A guide to post-soviet parenting

Drawing by Niyaz Karim

Drawing by Niyaz Karim

The current breakdown in communication between parents and children in Russia has been festering for decades — long before Perestroika: At least six generations of Russians were never taught how to bond, nor to be friends with their children.

I am not referring to the kind of friendship in which there are no boundaries or control, but a friendship in which parents enjoy and respect their children, and allow for their individuality as they grow.

This kind of nurturing has, until recently, been totally absent from Russian parenting; we are only seeing glimpses of it now that parents travel, read parenting books and observe that there are other ways to shape their children other than the way they were taught.

But there is a long journey ahead toward what I would call healthy, happy parenting.

As a rule, Russian parents don’t compliment their children enough. After a certain age, once the children enter school, parents are no longer affectionate in their language and tone. Yet the first step in nourishing Russian family life is for us to praise our children in ways we were never praised as kids ourselves.

Healing a History of Family Trauma

At least six generations have been taught to indulge their power at the expense of their children. During Soviet times, the only way a Soviet citizen - traumatized if not “spooked” by the State - could “feel the power” was by bossing younger people around.

Children were there to be controlled. As a result, several generations were raised as gods and slaves. There was no communication encouraged between family members, and the joy of family life was crushed.

In order to bond with children, Russian parents need to start forming a friendship as soon as their children are born, bearing in mind that they are no worse than you just because they weigh less or measure less in height. This is the kind of respect we have to start fostering in Russia. I will go even further by saying that children are smarter than adults!

If you can start perceiving children as fully legitimate members of the society right from the beginning, you are able to step into their shoes without bossing them around. Discuss any issues that may arise by listening to their arguments and proposing your own.

We expect our children to be better copies of ourselves, or some kind of trophy achievers. We have not learned that our children do not have to do what we do and like what we like. This concept of, dare I say it, God’s creation, an individual, is also almost completely absent in Russia.

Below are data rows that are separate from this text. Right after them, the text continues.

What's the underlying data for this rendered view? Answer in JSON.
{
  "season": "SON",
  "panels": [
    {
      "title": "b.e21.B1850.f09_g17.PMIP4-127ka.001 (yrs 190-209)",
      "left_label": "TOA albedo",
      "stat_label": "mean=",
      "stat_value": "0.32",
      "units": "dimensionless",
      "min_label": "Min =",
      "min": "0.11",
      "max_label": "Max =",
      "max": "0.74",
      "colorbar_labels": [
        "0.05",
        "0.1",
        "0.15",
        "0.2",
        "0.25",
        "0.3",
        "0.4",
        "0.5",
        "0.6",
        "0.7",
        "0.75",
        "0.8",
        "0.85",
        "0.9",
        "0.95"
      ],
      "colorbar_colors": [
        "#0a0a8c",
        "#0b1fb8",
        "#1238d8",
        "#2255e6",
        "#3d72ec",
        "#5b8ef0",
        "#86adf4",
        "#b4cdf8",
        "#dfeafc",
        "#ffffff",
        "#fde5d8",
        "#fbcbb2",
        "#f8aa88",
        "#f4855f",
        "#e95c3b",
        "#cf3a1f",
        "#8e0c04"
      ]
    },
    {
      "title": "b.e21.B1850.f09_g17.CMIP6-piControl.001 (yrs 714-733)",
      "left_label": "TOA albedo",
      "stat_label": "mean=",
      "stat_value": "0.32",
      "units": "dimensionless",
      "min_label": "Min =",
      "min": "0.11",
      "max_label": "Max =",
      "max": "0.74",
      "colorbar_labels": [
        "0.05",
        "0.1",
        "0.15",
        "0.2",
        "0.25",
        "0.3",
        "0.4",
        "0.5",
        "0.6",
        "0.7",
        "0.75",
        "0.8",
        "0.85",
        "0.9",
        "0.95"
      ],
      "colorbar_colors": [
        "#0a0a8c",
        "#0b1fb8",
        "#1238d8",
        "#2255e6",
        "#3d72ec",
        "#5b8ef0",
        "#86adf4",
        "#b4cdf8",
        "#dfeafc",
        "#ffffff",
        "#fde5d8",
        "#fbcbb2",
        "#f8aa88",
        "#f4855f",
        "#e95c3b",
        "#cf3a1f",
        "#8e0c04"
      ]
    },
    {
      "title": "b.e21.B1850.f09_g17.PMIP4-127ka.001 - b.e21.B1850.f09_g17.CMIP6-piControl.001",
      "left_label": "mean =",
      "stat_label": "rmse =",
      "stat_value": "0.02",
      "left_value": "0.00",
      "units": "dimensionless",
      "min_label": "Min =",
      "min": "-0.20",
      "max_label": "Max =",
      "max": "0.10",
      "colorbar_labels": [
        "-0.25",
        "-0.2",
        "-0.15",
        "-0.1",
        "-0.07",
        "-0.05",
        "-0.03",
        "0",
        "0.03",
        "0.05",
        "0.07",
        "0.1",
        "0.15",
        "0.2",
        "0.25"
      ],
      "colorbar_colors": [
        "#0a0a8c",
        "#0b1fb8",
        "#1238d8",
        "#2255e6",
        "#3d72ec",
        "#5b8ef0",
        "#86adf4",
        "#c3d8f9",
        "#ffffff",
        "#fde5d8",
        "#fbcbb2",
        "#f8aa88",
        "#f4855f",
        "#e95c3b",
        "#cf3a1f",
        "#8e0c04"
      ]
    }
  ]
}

What can you expect from a nation that has been deprived of its most educated people, including clergy, in the first quarter of the 20th century? The clergy was exterminated while “intelligentsia” of all sorts were deported from the earliest days after the revolution.

I am not sure I can name all of the reasons behind the malaise of the modern family. But it involves a great lack of trust and, secondly, failure to acknowledge the sacred rights of others. These same generations of people have been taught to take what belongs to others.

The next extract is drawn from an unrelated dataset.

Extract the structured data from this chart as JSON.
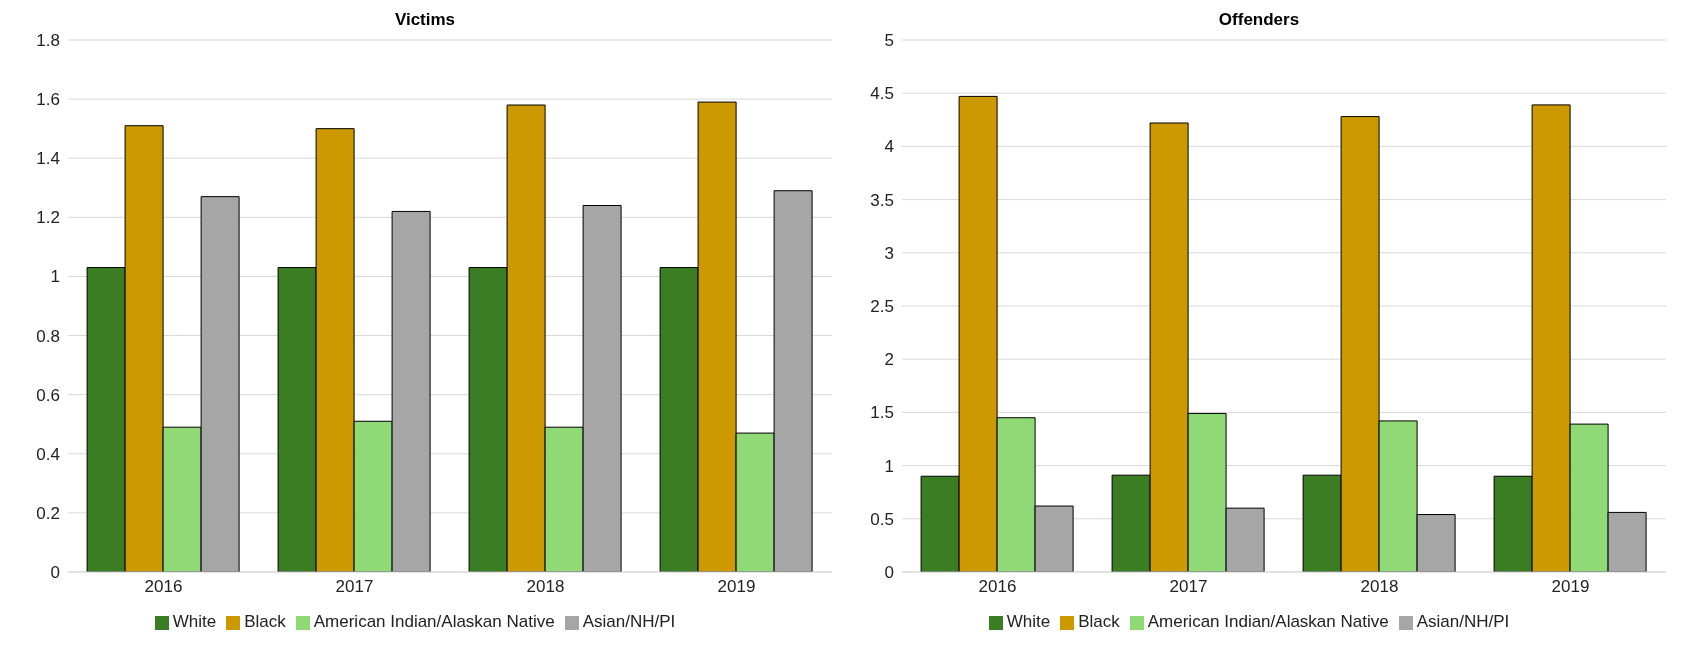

What did the Bolsheviks do in 1917? They implemented a policy of pillage. They forged the sense that someone else’s property is always, potentially, yours. This is one of the major causes of our lost moral compass, our cynicism. Why are we failing at becoming a properly capitalist country? Capitalism rests on two giants - on the recognition of the sacred right to private property and on trust. The trust element has fallen apart completely and the private property right is simply not part of our worldview.

In Russia, some think that someone else’s husband is potentially their property, and the same goes for someone else’s wife. Even at school, girls start sizing up other people’s pockets.

Let’s consider a woman who is young, attractive and married. In Russia, she might start looking for a new partner among her husband’s friends. If she entered the marriage as a way of getting on the “upward mobility ladder,” no one can expect her to be faithful and, subsequently, there can be no trust. She keeps looking for a wealthier spouse, while her partner may explore opportunities with women as objects, younger and more sexually attractive every time.

Of course there are many wonderful exceptions to these schemes, namely Russian romantics who get married in the hopes of spending their lives together. This kind of love and trust occurs in Russia as it does everywhere else. But just not frequently enough. It’s time to foster trust, and pass it on to our children.

Before it’s too late.

Prepared by Elena Shapovalova

Elena Zaretskaya, a Doctor of Philology, is head of the Department of Social Sciences at the Russian Presidential Academy of National Economy and Public Administration and professor and creator of the “communicative education in Russia” concept and other communication techniques.